Only 27 percent of technology companies have a current valuation, compared with 31 percent of nontech companies. Just 29 percent of service and product sector companies have a valuation.
“Current market conditions may have caused some of these high-potential companies to delay a valuation until business improves,” says Paul Weaver, global technology industry group leader for PwC. “Whether to sell a company, make a public offering, or exchange equity for capital, a current valuation is a strategic must.” (PwC offers valuation services.)
Interestingly, 25 percent of the CEOs surveyed have tried to sell their company at least once, either in its entirety (19 percent) or in part (6 percent), with most of these attempted sales (61 percent) occurring within the past two years.
Among the prospective sellers, only 48 percent have ever had a formal valuation, and only 33 percent have a current one.
“Entertaining momentous financial decisions without knowing the current value of the company is risky, and can result in equity and other financing transactions at below optimal levels for the owners,” said Weaver.
Weaver believes a formal valuation “is critical to understanding the factors that make the company valuable to an acquirer, and therefore what must be achieved, postintegration, to justify paying a specific price.”
According to the survey, companies planning new, first-time valuations appear to be attractive acquisition candidates.
On average, first-time valuers have grown nearly twice as large as their industry peers ($52 million in revenues versus $27.2 million).
Despite their larger size, these companies are also growing 31 percent faster than their rivals. The rate? 1,947 percent during the past five years for first-time valuers versus 1,482 percent for non-first-time valuers.
Among this group of first-time valuers, 54 percent are planning M&A activity, including a potential sale, in the next 12 months.
“Few business activities are more complex or risky as a sale or acquisition,” notes Weaver. “These companies planning their first valuation have growth superior to their peers, and many have a clear interest in combining with others.”

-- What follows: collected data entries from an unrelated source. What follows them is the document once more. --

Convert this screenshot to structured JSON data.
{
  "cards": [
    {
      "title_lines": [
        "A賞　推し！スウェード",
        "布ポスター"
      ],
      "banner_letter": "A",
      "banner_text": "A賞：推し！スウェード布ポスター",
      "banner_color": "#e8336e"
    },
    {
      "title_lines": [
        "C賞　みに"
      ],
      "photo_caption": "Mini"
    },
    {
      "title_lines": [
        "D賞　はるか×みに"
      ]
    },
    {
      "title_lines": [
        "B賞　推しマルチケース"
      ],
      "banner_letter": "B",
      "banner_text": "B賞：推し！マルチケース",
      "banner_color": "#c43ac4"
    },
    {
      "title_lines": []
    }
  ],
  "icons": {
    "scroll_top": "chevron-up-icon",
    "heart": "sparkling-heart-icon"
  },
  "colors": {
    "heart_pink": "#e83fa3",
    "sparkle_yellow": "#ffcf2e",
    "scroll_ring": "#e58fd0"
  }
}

By his lights, Weaver believes the valuation process “will help them to better anticipate the many business issues that are likely to emerge in their transaction, and to more effectively prepare for negotiations.”

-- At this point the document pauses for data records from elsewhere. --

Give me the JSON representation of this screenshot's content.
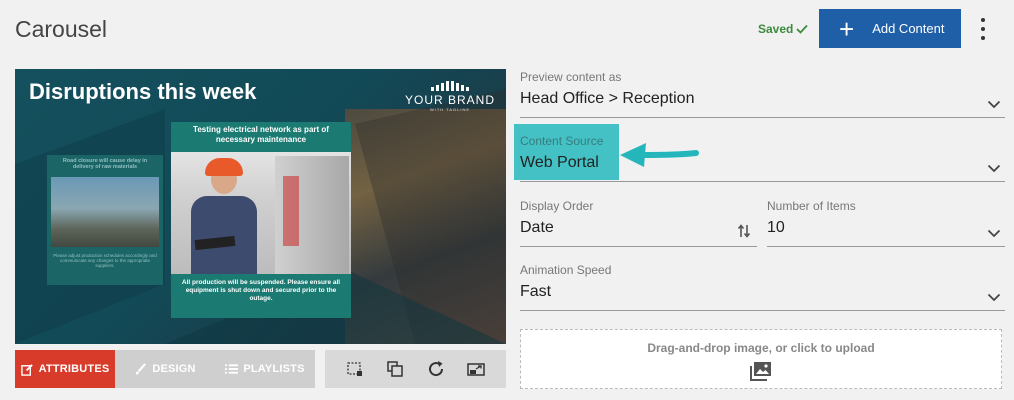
{
  "header": {
    "title": "Carousel",
    "saved_label": "Saved",
    "add_button_label": "Add Content"
  },
  "slide": {
    "title": "Disruptions this week",
    "brand_name": "YOUR BRAND",
    "brand_tagline": "WITH TAGLINE",
    "small_card_title": "Road closure will cause delay in delivery of raw materials",
    "small_card_body": "Please adjust production schedules accordingly and communicate any changes to the appropriate suppliers.",
    "main_card_title": "Testing electrical network as part of necessary maintenance",
    "main_card_body": "All production will be suspended. Please ensure all equipment is shut down and secured prior to the outage."
  },
  "toolbar": {
    "attributes_label": "ATTRIBUTES",
    "design_label": "DESIGN",
    "playlists_label": "PLAYLISTS",
    "accent_color": "#d93b2b"
  },
  "form": {
    "preview_label": "Preview content as",
    "preview_value": "Head Office > Reception",
    "source_label": "Content Source",
    "source_value": "Web Portal",
    "order_label": "Display Order",
    "order_value": "Date",
    "items_label": "Number of Items",
    "items_value": "10",
    "speed_label": "Animation Speed",
    "speed_value": "Fast",
    "upload_text": "Drag-and-drop image, or click to upload"
  },
  "colors": {
    "primary": "#1f5fa8",
    "highlight": "#43c1c4",
    "saved": "#3c8a3c"
  }
}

PwC’s “Trendsetter Barometer” interviewed CEOs of 407 product and service companies identified in the media as the fastest-growing U.S. businesses during the past five years. The surveyed companies range in size from approximately $5 million to $100 million in revenues.

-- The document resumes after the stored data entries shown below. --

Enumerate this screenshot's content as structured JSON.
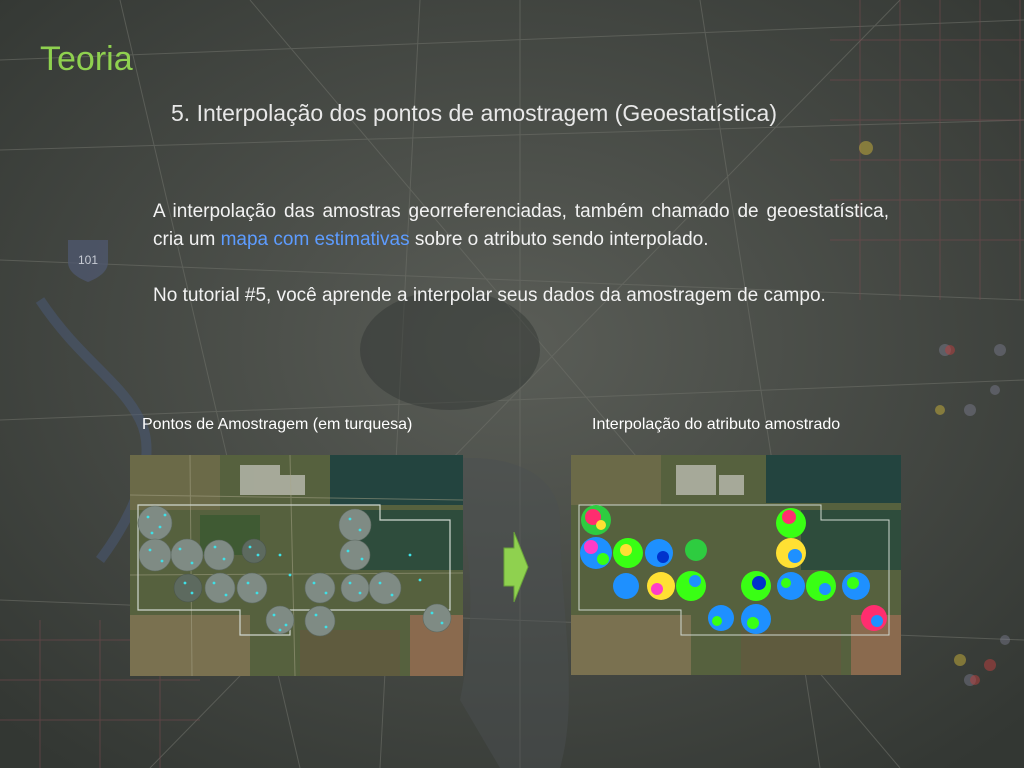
{
  "slide": {
    "section_title": "Teoria",
    "subtitle": "5. Interpolação dos pontos de amostragem (Geoestatística)",
    "paragraph1_before": "A interpolação das amostras georreferenciadas, também chamado de geoestatística, cria um ",
    "paragraph1_highlight": "mapa com estimativas",
    "paragraph1_after": " sobre o atributo sendo interpolado.",
    "paragraph2": "No tutorial #5, você aprende a interpolar seus dados da amostragem de campo.",
    "highway_shield": "101"
  },
  "figures": {
    "left_caption": "Pontos de Amostragem (em  turquesa)",
    "right_caption": "Interpolação do atributo amostrado"
  },
  "colors": {
    "title": "#8fd14f",
    "highlight": "#5d9cff",
    "sample_points": "#3fe0e6",
    "arrow": "#8fd14f"
  }
}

Another Andersen Problem in Houston
Speaking of valuation woes: a U.K.-based transport company said there were “accounting irregularities” in its recently acquired U.S. business, according to FT.com. The auditor for the Houston-based acquisition target? Arthur Andersen.
Management at Stagecoach said operating profits at its Coach USA division fell about 39 percent for the year ending June 30.
The FT.com report said that accounting irregularities at Coach USA played a part in a $628 million writedown incurred by Stagecoach after it acquired the bus company.
The problems at Coach USA came to light after an employee tip-off, according to the report.
“We were not happy when we bought Coach with the accounting that had gone on [before] our acquisition,” said Robert Speirs, Stagecoach’s acting nonexecutive chairman, according to FT.com.
“We investigated further and we made relevant adjustments to bring their accounting in line with our own from the date that we acquired it,” he reportedly told FT.com. “From that time, there were no accounting irregularities.”
More Goodwill Hunting
A pair of active acquirers during the 1990s admitted on Tuesday that they paid way too much money for a number of those deals.
As a result, they are taking substantial charges to write off a lot of the assets they bought.
Yesterday, management at AT&T said that, based on FAS 142 and current market values in the cable industry, it has recorded noncash asset impairment charges of $13.1 billion, after tax. (To read an exclusive interview with departing AT&T CFO Chuck Noski, see “Deconstructing AT&T,” in the current issue of CFO magazine.)
And management at embattled Tyco International—which doesn’t really need any more bad news right now—took substantial impairment charges as well.
The conglomerate recorded goodwill write-offs of $513 million, pretax, related to the impairment of goodwill at the Tyco Telecommunications and Tyco Engineered Products and Services businesses.
In addition, Tyco recorded $239 million of impairment charges, of which $125 million relates to intangibles associated with health-care businesses that have been exited. Nearly $105 million relates to software development projects at ADT, which have been cancelled.
Tyco CEO Dennis Kozlowski recently resigned from the company amid charges that he evaded paying taxes on paintings he bought. And yesterday, a published report quoted analysts who believe current CFO Mark Swartz will leave Tyco once a new CEO is named.
According to data supplied to CFO.com by Mercer Human Resource Consulting, Swartz was the highest-paid CFO in the United States last year.